Send your credentials on every request:
Authorization: Bearer at_…
(or, for the legacy flow, X-Jentic-API-Key: tk_xxx).
Public endpoints that do not require credentials: /health,
/.well-known/oauth-authorization-server, /docs, /openapi.json,
/llms.txt. The OAuth registration and token endpoints (POST /register,
POST /oauth/token) are also public — they are how unauthenticated agents
become authenticated agents.
Find APIs and workflows by intent:
GET /search?q=send+email&n=5
Returns ranked results with capability IDs and links.
Get the full schema for a capability before calling it:
GET /inspect/POST%2Fapi.sendgrid.com%2Fv3%2Fmail%2Fsend
Returns parameters, response schema, auth requirements, error taxonomy, and
an _links.execute URL. Supports Accept: text/markdown for an LLM-friendly
format.
Capability ID format: METHOD/host/path (e.g., GET/api.stripe.com/v1/customers).
Call the API through the broker. The broker injects credentials automatically:
POST /api.sendgrid.com/v3/mail/send
Authorization: Bearer at_…
Content-Type: application/json
{"personalizations": [{"to": [{"email": "[email protected]"}]}], ...}
(Legacy toolkit-key callers swap Authorization: Bearer at_… for
X-Jentic-API-Key: tk_xxx — every other example below works the same way.)
The broker resolves your toolkit, finds the matching credential, injects the auth header, forwards to the upstream API, logs a trace, and returns the response verbatim.
Multiple credentials for the same host (e.g. Google Calendar + Gmail both on
www.googleapis.com): add X-Jentic-Service: google_calendar to select by
service name. The response includes X-Jentic-Credential-Used so you can verify
which credential was injected. If ambiguous, X-Jentic-Credential-Ambiguous: true
is set as a warning.
Multi-step workflows (Arazzo specs) are executed the same way:
POST /workflows/summarise-discourse-topics
Authorization: Bearer at_…
Content-Type: application/json
{"forum_url": "discourse.example.com", "topic_count": 5}
Each step in the workflow routes through the broker, so every upstream call gets credential injection and tracing.

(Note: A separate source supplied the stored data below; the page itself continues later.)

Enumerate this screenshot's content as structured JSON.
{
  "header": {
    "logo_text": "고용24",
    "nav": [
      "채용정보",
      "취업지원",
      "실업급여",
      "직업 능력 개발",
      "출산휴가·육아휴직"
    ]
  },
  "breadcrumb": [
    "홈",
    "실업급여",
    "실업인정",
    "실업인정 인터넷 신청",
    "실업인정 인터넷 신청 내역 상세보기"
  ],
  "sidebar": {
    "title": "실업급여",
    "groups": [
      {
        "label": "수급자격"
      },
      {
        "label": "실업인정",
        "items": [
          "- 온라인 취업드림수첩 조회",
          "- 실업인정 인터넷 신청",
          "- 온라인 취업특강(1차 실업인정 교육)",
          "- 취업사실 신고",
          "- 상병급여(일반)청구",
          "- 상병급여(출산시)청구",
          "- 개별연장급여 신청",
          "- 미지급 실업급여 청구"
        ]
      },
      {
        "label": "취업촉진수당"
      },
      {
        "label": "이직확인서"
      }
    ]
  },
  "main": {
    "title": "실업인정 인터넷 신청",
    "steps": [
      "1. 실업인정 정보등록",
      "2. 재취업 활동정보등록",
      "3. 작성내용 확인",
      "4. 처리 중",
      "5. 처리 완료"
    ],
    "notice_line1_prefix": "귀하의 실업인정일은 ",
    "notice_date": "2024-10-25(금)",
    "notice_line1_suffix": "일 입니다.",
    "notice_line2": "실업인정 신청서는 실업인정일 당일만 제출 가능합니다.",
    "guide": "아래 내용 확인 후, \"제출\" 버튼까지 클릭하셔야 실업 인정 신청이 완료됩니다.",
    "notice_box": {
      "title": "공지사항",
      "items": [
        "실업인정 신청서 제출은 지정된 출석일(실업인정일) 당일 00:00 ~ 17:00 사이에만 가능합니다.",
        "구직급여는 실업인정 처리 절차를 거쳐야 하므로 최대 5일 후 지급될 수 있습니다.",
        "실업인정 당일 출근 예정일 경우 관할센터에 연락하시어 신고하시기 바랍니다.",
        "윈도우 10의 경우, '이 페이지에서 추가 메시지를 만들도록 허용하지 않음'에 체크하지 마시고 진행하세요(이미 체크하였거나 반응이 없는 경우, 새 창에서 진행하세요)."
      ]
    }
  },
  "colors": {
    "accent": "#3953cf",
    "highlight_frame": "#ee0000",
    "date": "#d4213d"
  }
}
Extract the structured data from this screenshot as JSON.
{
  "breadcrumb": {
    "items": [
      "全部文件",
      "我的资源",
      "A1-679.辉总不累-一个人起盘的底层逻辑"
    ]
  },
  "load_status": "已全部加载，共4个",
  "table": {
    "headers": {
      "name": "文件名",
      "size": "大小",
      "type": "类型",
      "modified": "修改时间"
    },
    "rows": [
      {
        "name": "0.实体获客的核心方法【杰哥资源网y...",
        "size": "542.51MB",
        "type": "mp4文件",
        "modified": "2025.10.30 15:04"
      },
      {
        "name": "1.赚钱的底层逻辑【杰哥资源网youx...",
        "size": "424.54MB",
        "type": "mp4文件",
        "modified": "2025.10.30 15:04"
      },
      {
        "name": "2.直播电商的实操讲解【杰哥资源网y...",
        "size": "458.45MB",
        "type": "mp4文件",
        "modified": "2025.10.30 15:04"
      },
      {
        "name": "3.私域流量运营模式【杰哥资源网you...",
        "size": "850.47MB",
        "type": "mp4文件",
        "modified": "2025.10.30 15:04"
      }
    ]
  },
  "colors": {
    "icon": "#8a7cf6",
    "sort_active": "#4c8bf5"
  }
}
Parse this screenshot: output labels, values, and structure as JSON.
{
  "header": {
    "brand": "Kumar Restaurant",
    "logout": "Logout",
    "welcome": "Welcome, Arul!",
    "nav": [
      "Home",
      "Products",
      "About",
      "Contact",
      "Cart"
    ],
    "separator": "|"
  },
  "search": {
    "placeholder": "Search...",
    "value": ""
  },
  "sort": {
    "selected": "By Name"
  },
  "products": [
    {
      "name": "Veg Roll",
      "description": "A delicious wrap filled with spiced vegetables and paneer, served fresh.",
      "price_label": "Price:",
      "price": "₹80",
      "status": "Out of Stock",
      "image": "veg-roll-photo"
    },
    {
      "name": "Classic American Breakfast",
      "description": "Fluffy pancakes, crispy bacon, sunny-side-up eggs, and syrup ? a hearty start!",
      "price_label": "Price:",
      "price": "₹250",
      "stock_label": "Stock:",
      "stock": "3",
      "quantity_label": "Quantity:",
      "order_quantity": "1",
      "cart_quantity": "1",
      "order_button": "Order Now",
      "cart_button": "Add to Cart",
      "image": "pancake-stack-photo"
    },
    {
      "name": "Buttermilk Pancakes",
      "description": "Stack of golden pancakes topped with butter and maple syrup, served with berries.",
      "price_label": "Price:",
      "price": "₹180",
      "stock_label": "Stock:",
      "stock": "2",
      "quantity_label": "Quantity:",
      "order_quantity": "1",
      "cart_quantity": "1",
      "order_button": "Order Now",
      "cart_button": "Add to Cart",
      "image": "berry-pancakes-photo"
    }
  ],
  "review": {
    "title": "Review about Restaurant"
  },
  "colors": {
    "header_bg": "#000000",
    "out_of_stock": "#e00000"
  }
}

Use Prefer: wait=0 to get an immediate 202 with a job ID:
POST /api.stripe.com/v1/charges
Prefer: wait=0
Authorization: Bearer at_…
Poll GET /jobs/{job_id} until status is complete or failed.

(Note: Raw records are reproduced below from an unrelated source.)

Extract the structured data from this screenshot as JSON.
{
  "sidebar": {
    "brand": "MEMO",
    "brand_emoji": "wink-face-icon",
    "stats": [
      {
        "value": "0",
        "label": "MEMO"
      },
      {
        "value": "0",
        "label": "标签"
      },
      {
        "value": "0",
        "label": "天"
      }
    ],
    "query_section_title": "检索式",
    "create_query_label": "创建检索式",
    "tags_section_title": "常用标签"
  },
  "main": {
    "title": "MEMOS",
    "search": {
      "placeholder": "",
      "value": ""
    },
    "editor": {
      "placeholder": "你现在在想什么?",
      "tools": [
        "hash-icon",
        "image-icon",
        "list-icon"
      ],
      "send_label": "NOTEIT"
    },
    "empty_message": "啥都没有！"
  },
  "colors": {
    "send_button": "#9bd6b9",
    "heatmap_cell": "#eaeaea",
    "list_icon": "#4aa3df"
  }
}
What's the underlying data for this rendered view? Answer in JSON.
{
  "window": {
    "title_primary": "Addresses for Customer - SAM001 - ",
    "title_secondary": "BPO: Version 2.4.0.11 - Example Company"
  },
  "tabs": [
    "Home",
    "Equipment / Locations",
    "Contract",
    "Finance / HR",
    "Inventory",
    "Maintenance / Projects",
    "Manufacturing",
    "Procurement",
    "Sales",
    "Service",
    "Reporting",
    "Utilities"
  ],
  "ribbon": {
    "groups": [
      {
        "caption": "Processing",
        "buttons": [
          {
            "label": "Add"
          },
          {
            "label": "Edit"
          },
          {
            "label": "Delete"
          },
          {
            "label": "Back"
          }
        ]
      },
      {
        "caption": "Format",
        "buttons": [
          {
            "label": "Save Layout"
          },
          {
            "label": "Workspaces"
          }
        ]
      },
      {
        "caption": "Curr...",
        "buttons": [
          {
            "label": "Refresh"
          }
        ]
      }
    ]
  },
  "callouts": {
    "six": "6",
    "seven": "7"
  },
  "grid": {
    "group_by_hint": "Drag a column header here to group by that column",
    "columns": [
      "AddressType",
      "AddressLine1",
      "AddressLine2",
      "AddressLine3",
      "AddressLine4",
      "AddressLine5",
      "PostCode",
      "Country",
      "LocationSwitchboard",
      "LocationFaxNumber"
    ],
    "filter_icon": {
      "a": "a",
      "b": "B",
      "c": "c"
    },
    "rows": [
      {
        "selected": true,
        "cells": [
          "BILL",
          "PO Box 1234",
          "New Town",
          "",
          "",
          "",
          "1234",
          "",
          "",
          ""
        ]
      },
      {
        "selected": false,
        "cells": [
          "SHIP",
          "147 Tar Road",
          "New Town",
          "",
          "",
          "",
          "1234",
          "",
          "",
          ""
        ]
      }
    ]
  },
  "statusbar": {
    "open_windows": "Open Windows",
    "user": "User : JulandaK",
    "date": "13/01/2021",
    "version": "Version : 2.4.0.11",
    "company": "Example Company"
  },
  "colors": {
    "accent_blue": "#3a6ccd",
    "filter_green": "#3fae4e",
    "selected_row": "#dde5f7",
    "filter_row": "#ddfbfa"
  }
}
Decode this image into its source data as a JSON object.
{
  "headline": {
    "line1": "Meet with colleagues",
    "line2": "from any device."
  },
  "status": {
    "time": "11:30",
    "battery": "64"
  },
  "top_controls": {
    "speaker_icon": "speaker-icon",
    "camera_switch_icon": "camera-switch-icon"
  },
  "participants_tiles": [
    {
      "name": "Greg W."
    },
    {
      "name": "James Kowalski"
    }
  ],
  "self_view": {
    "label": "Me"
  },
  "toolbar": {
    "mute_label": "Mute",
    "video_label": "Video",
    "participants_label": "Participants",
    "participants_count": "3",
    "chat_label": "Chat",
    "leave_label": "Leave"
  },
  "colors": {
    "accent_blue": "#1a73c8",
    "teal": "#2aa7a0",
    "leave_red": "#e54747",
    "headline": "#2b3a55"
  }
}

If a request is denied by policy (403), request expanded permissions:
POST /toolkits/{toolkit_id}/access-requests
Authorization: Bearer at_…
Content-Type: application/json
{
"type": "modify_permissions",
"credential_id": "slack-bot",
"rules": [{"effect": "allow", "methods": ["POST"], "path": "chat.postMessage"}],
"reason": "Need to send messages to Slack channels"
}
A human approves the request, then retry the original call.
GET /traces— list recent execution tracesGET /traces/{trace_id}— full trace detail (timing, status, step outputs)

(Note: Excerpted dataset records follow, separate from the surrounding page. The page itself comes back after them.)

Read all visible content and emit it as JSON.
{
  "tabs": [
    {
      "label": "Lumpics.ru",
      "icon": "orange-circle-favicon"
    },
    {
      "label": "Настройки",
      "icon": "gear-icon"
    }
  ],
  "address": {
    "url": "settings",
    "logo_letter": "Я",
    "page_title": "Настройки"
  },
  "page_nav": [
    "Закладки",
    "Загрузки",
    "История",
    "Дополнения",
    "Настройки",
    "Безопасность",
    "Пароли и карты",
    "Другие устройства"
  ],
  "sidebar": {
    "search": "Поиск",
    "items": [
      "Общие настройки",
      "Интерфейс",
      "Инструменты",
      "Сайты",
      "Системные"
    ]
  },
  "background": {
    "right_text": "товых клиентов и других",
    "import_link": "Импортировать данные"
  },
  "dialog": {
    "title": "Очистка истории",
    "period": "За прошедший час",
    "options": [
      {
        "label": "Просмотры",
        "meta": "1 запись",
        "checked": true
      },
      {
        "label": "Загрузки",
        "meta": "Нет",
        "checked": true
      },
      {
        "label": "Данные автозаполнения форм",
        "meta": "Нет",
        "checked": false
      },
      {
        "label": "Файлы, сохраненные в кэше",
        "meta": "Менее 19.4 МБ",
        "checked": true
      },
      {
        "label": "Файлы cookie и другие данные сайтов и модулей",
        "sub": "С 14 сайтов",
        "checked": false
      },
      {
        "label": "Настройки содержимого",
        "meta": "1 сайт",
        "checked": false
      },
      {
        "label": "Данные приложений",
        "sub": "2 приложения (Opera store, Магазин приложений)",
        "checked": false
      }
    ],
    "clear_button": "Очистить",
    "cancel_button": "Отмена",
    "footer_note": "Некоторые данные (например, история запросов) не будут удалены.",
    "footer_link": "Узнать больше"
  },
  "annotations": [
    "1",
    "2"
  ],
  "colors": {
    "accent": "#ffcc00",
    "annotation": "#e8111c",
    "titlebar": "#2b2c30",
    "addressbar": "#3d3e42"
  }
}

Interactive docs at /docs (Swagger UI) and /redoc. Machine-readable
OpenAPI spec at /openapi.json.
| Action | Endpoint |
|---|---|
| Bootstrap | GET /health |
| OAuth discovery | GET /.well-known/oauth-authorization-server |
| Register agent (DCR) | POST /register |
| Mint / refresh token | POST /oauth/token |
| Revoke token | POST /oauth/revoke |
| Search | GET /search?q=TEXT |
| Inspect | GET /inspect/{capability_id} |
| Execute | {METHOD} /{upstream_host}/{path} |
| Workflows | GET /workflows, POST /workflows/{slug} |
| Traces | GET /traces, GET /traces/{trace_id} |
| Async jobs | GET /jobs/{job_id} |
| Catalog | GET /apis, GET /catalog |
| Escalation | POST /toolkits/{id}/access-requests |
Credentials are never exposed to agents. The broker:
- Identifies the upstream API from the request URL
- Looks up credentials bound to your toolkit for that API
- Reads the security scheme from the spec (+ overlays)
- Injects the auth header (Bearer, Basic, or apiKey)
- Forwards to the upstream API
- Logs a trace
If no credentials are configured for an API, the broker returns
CREDENTIAL_LOOKUP_FAILED with instructions to request access.